Nadie ignoraba que únicamente don Prudencio y él habían salido indemnes del fraude y gozaba con aquella admiración secreta, sin dar a los otros ocasión de desquitarse, sin concederles beligerancia, hiriéndoles con su ironía silenciosa. Ahora que todos se habían visto obligados a reconocer de buena o mala gana su razón, su golpe de vista, podía considerar legítimas sus pretensiones a salir fuera, al mundo, lejos del pueblo, del coche y los palurdos viajeros que se veía obligado a transportar todos los días. Un buen negocio en la capital, con el dinero que su hermano le prestaría, iba a llenar sus anhelos de siempre: anchos bulevares, dinero y sitios donde poder gastarlo, trato con gente fina, volver al pueblo por las fiestas con un traje nuevo y camisa de seda a holgar unos días relatando sus hazañas. Y al final, casarse y, a ser posible, enganchar un buen pico de fortuna propia.
Casi le estaba agradecido al viajante porque a pesar de la pérdida que para su hermano suponía la estafa, con toda seguridad ahora se hallaba mucho más dispuesto a que quien había visto más claro que él marchara a la capital y saliera adelante con la ayuda de su dinero.
—Setecientas…
—Pues a nosotros se nos llevó mil.
—Dios… ¡Cómo habrá hombres así! Por mucho que le hagan no paga ni la mitad del daño que ha hecho.
—Pues, ¿y en los otros pueblos?
—¿También?
—¿Creías que sólo había venido a éste?
—¡Dios mío, Dios mío, qué plaga! Tengo que escribir a mi suegro.
—Ganas tienes de amargarte; mejor es no saberlo.
—¿Y no nos van a devolver nada?
—¡Qué nos han de devolver, mujer!
—¡No sé a quién vas a reclamar!
—¿Y los papeles que nos dio?
—Ya puedes encender la lumbre con ellos…
—Señor, Señor… esto es un castigo.
Pepe oía las lamentaciones, mientras se servía en silencio. Anudó la servilleta en torno al cuello y vio cómo las mujeres recogían los serillos y salían tristemente al sol.
Caminaban por la carretera lamentándose, y antes de llegar a la fragua se cruzaron con el médico que iba por el otro lado, junto a la cuneta. Se abismaron en una apresurada palabrería para no saludarle, y el médico tampoco volvió la cabeza ni se extrañó, porque ya a la mañana, con Baltasar, le había sucedido otro tanto.
Se había levantado tarde tras una noche en vela, con los nervios en tensión, tratando de conciliar el sueño hasta la madrugada, y había salido al corral, bajo los ciruelos, al mismo tiempo que Baltasar volvía con el carro. Le había saludado sin rencor, dispuesto a explicar su arrebato de la noche, pero el otro se había metido en casa sin contestarle.

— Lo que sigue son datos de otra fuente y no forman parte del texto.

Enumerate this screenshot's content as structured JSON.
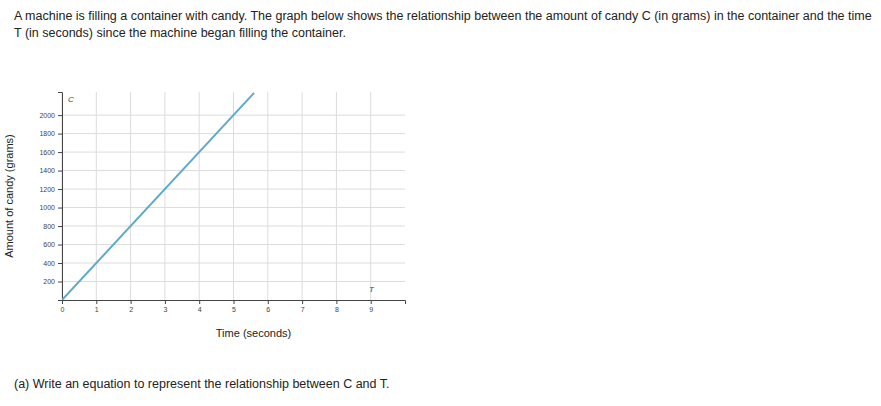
{
  "chart_data": {
    "type": "line",
    "annotations": [
      "A machine is filling a container with candy. The graph below shows the relationship between the amount of candy C (in grams) in the container and the time T (in seconds) since the machine began filling the container.",
      "(a) Write an equation to represent the relationship between C and T.",
      "C",
      "T"
    ],
    "x_label": "Time (seconds)",
    "y_label": "Amount of candy (grams)",
    "x": [
      0,
      5.6
    ],
    "series": [
      {
        "name": "Candy",
        "color": "#5fa9c9",
        "values": [
          0,
          2240
        ]
      }
    ],
    "xlim": [
      0,
      10
    ],
    "xticks": [
      0,
      1,
      2,
      3,
      4,
      5,
      6,
      7,
      8,
      9
    ],
    "ylim": [
      0,
      2250
    ],
    "yticks": [
      200,
      400,
      600,
      800,
      1000,
      1200,
      1400,
      1600,
      1800,
      2000
    ],
    "grid": true
  }
}
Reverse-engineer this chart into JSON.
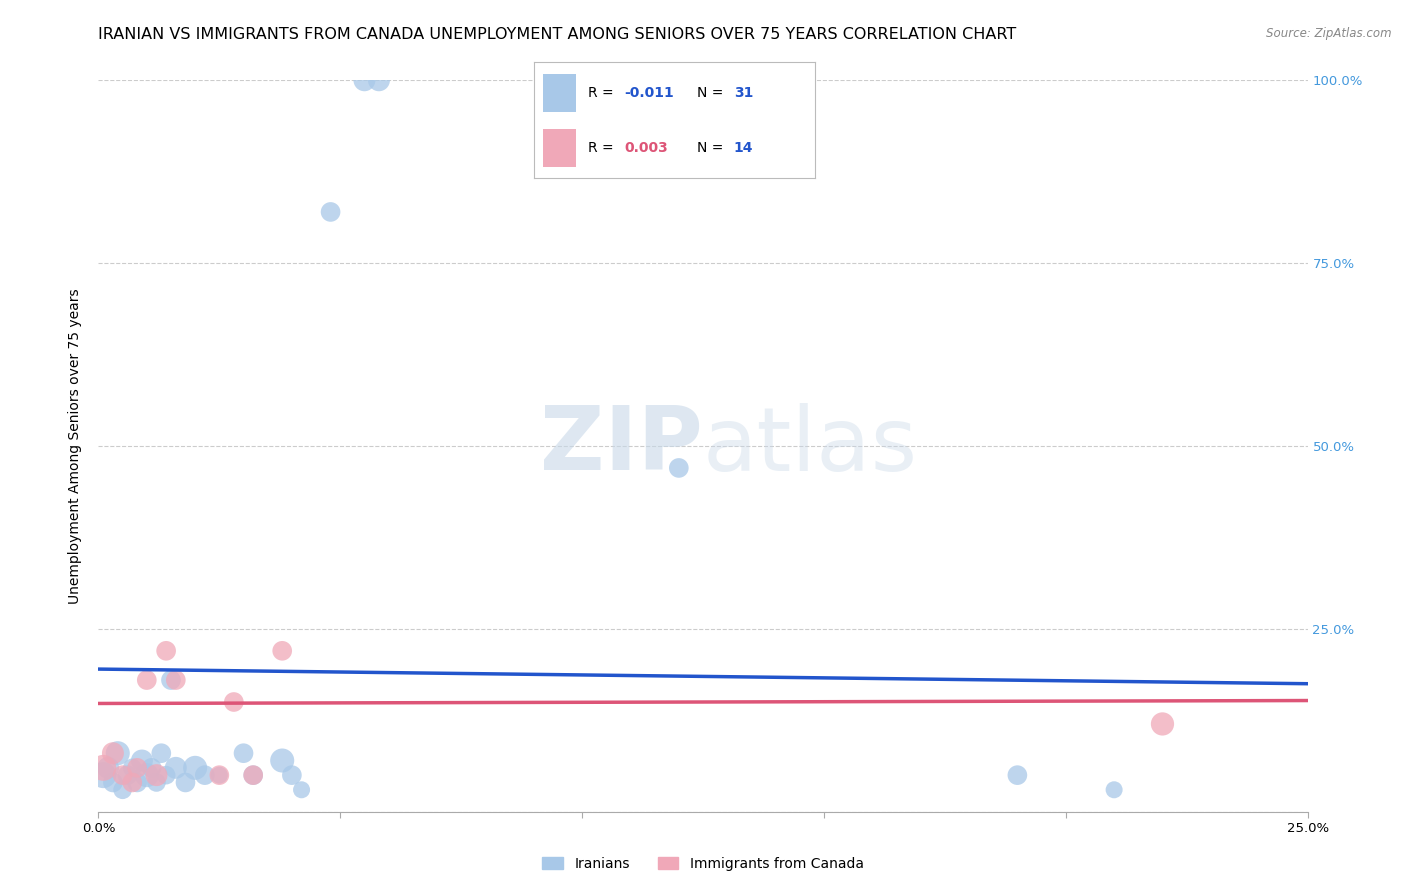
{
  "title": "IRANIAN VS IMMIGRANTS FROM CANADA UNEMPLOYMENT AMONG SENIORS OVER 75 YEARS CORRELATION CHART",
  "source": "Source: ZipAtlas.com",
  "ylabel": "Unemployment Among Seniors over 75 years",
  "xlim": [
    0.0,
    0.25
  ],
  "ylim": [
    0.0,
    1.0
  ],
  "xticks": [
    0.0,
    0.05,
    0.1,
    0.15,
    0.2,
    0.25
  ],
  "xticklabels": [
    "0.0%",
    "",
    "",
    "",
    "",
    "25.0%"
  ],
  "yticks": [
    0.0,
    0.25,
    0.5,
    0.75,
    1.0
  ],
  "yticklabels_right": [
    "",
    "25.0%",
    "50.0%",
    "75.0%",
    "100.0%"
  ],
  "blue_color": "#a8c8e8",
  "pink_color": "#f0a8b8",
  "blue_line_color": "#2255cc",
  "pink_line_color": "#dd5577",
  "iranians_x": [
    0.001,
    0.002,
    0.003,
    0.004,
    0.005,
    0.006,
    0.007,
    0.008,
    0.009,
    0.01,
    0.011,
    0.012,
    0.013,
    0.014,
    0.015,
    0.016,
    0.018,
    0.02,
    0.022,
    0.025,
    0.03,
    0.032,
    0.038,
    0.04,
    0.042,
    0.048,
    0.055,
    0.058,
    0.12,
    0.19,
    0.21
  ],
  "iranians_y": [
    0.05,
    0.06,
    0.04,
    0.08,
    0.03,
    0.05,
    0.06,
    0.04,
    0.07,
    0.05,
    0.06,
    0.04,
    0.08,
    0.05,
    0.18,
    0.06,
    0.04,
    0.06,
    0.05,
    0.05,
    0.08,
    0.05,
    0.07,
    0.05,
    0.03,
    0.82,
    1.0,
    1.0,
    0.47,
    0.05,
    0.03
  ],
  "iranians_size": [
    350,
    250,
    200,
    300,
    180,
    200,
    180,
    200,
    250,
    300,
    200,
    180,
    200,
    180,
    200,
    250,
    200,
    300,
    200,
    150,
    200,
    200,
    300,
    200,
    150,
    200,
    250,
    250,
    200,
    200,
    150
  ],
  "canada_x": [
    0.001,
    0.003,
    0.005,
    0.007,
    0.008,
    0.01,
    0.012,
    0.014,
    0.016,
    0.025,
    0.028,
    0.032,
    0.038,
    0.22
  ],
  "canada_y": [
    0.06,
    0.08,
    0.05,
    0.04,
    0.06,
    0.18,
    0.05,
    0.22,
    0.18,
    0.05,
    0.15,
    0.05,
    0.22,
    0.12
  ],
  "canada_size": [
    350,
    250,
    200,
    200,
    200,
    200,
    250,
    200,
    200,
    200,
    200,
    200,
    200,
    280
  ],
  "blue_trendline_x": [
    0.0,
    0.25
  ],
  "blue_trendline_y": [
    0.195,
    0.175
  ],
  "pink_trendline_x": [
    0.0,
    0.25
  ],
  "pink_trendline_y": [
    0.148,
    0.152
  ],
  "legend_R_blue": "-0.011",
  "legend_N_blue": "31",
  "legend_R_pink": "0.003",
  "legend_N_pink": "14",
  "legend_labels": [
    "Iranians",
    "Immigrants from Canada"
  ],
  "title_fontsize": 11.5,
  "axis_label_fontsize": 10,
  "tick_fontsize": 9.5,
  "right_tick_color": "#4499dd",
  "background_color": "#ffffff",
  "grid_color": "#cccccc"
}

Se encogió de hombros y entró a contárselo a Socorro.
—Eso no es lo peor.
—¿Lo peor? ¿Qué es lo peor?
Al día siguiente lo supo. Socorro no pudo encontrar quien le vendiera manteca, ni fréjoles, ni garbanzos siquiera. Recordó las palabras del viajante, y pensó: «No es así como pueden echarme».
—¿Viste a Amparo?
—Sí. Me dijo que por su gusto nos daría todo lo que tiene, pero que le daba miedo.
—¿Miedo, de qué?
—De todos. Ella está sola; no tiene más que a su madre. Anoche se reunieron los hombres.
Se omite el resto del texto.